The interwebs really let me down today. I had this one simple thing I wanted to do with a database extract that needed some editing. Man on man, did it take much more work than anticipated.
Some of the fields in the extract contain HTML formatting the cannot be used in an Excel spreadsheet report. Turns out I was able to find the method for cleaning out the HTML pretty easily. I found a stackoverflow.com conversation that helped with this:
https://stackoverflow.com/questions/9999713/html-text-with-tags-to-formatted-text-in-an-excel-cell
What was hard to find was a method to grab that de-HTMLed text from the clipboard. Turns out I would have to leverage “Microsoft Forms 2.0 Object Library” by adding it manually. stackoverflow.com to the rescue again:
Ended up with the following macro which will clean up HMTL tags in the text of a selected cell and insert the cleaned up text into that same cell.
Sub HTMLTextCleanup()
Dim Ie As Object
Dim DataObj As MSForms.DataObject
Set Ie = CreateObject("InternetExplorer.Application")

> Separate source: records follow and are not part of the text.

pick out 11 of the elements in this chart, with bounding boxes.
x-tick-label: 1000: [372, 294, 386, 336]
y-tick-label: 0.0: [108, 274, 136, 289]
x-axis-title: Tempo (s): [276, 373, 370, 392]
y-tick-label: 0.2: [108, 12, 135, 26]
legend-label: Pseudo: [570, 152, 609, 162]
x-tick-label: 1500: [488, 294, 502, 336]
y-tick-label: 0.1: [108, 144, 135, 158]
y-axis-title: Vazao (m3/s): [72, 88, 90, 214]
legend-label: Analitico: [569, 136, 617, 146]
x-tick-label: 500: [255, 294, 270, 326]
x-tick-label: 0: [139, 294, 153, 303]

Set DataObj = New MSForms.DataObject
With Ie
.Visible = False
.Navigate "about:blank"
.document.body.InnerHTML = ActiveCell.Value
'Transform the text in the selected cell to remove the HTML
.ExecWB 17, 0
'Select contents of browser render
.ExecWB 12, 2
'Copy the contents of browser render in the clipboard
Selection.ClearContents
'Delete HTML text from the active cell
ActiveCell.Select
DataObj.GetFromClipboard
ActiveCell.FormulaR1C1 = DataObj.GetText(1)
'Grab the clipboard text and paste it into the cell
'This makes sure that all the text is copied into one cell
'even if paragraph breaks are present
.Quit
End With
End Sub
Putting this out in the world in case it can help someone else do the same.